PathoPlex technology maps protein patterns across human organs

Each organ in the human body contains different types of cells arranged in specific ways.

These arrangements aid protein interactions, which drive important functions such as nutrient and waste processing in the liver and kidneys or neuron function in the brain.

Abnormal changes in protein levels and patterns can result in diseases.

Understanding protein organization can improve treatments and minimize disease symptoms.

In a study published in Nature, a global team of researchers developed a new technology called pathology-oriented multiplexing, or PathoPlex, to map more than 140 different proteins across 40 tissue samples.

They used PathoPlex to analyze tissue samples from people with diabetic kidney disease and identified disease-specific protein patterns.

The location of proteins in tissues can be visualized using antibodies with fluorescent tags that bind to specific proteins and glow under a microscope.

However, the lack of high quality antibody panels has hindered research efforts on organ-level protein expression.

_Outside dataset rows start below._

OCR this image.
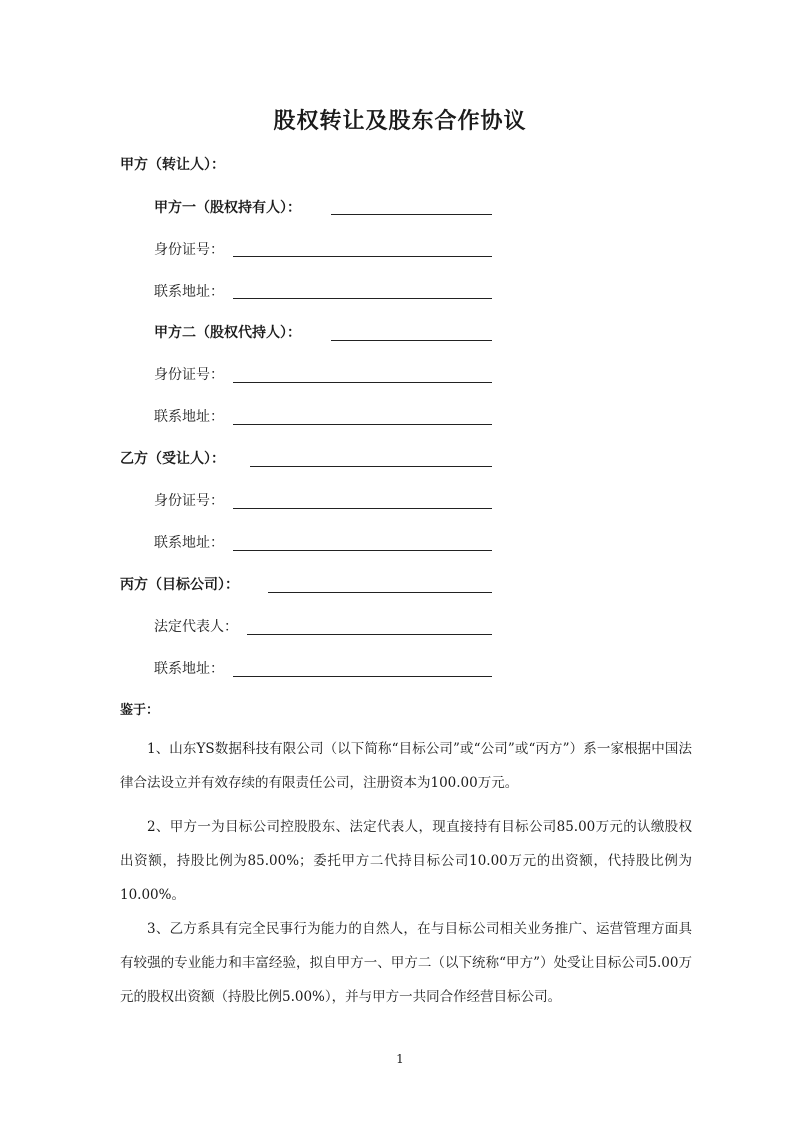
股权转让及股东合作协议
甲方（转让人）：
甲方一（股权持有人）：
身份证号：
联系地址：
甲方二（股权代持人）：
身份证号：
联系地址：
乙方（受让人）：
身份证号：
联系地址：
丙方（目标公司）：
法定代表人：
联系地址：
鉴于：
1、山东YS数据科技有限公司（以下简称“目标公司”或“公司”或“丙方”）系一家根据中国法律合法设立并有效存续的有限责任公司，注册资本为100.00万元。
2、甲方一为目标公司控股股东、法定代表人，现直接持有目标公司85.00万元的认缴股权出资额，持股比例为85.00%；委托甲方二代持目标公司10.00万元的出资额，代持股比例为10.00%。
3、乙方系具有完全民事行为能力的自然人，在与目标公司相关业务推广、运营管理方面具有较强的专业能力和丰富经验，拟自甲方一、甲方二（以下统称“甲方”）处受让目标公司5.00万元的股权出资额（持股比例5.00%），并与甲方一共同合作经营目标公司。
1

The team developed PathoPlex by combining images from multiple protein-bound antibodies and using a software program that could interpret patterns across several tissues.

The system was optimized to map more than 140 different proteins from at least 40 biopsy specimens.

“PathoPlex paves the way towards understanding and imaging complex tissues in human diseases like diabetes,” said Matthias Kretzler, professor of internal medicine and member of Caswell Diabetes Institute, who was a part of the team.

“We can finally develop atlases that describe changes in protein functions and how to improve them with new treatments.”

As proof of concept, PathoPlex was used to analyze biopsy samples from people with diabetic kidney disease.

The researchers were able to link protein expression to organ dysfunction and identify healthy protein patterns in groups of cells that work well and those that are associated with disease in damaged cells.

PathoPlex also revealed kidney stress-related cell changes in people with type 2 diabetes before their kidneys showed any signs of disease.

The readouts assessed how these tissues would respond to specific drug treatments, suggesting that the technology could eventually accelerate both diagnosis and treatment timelines for patients.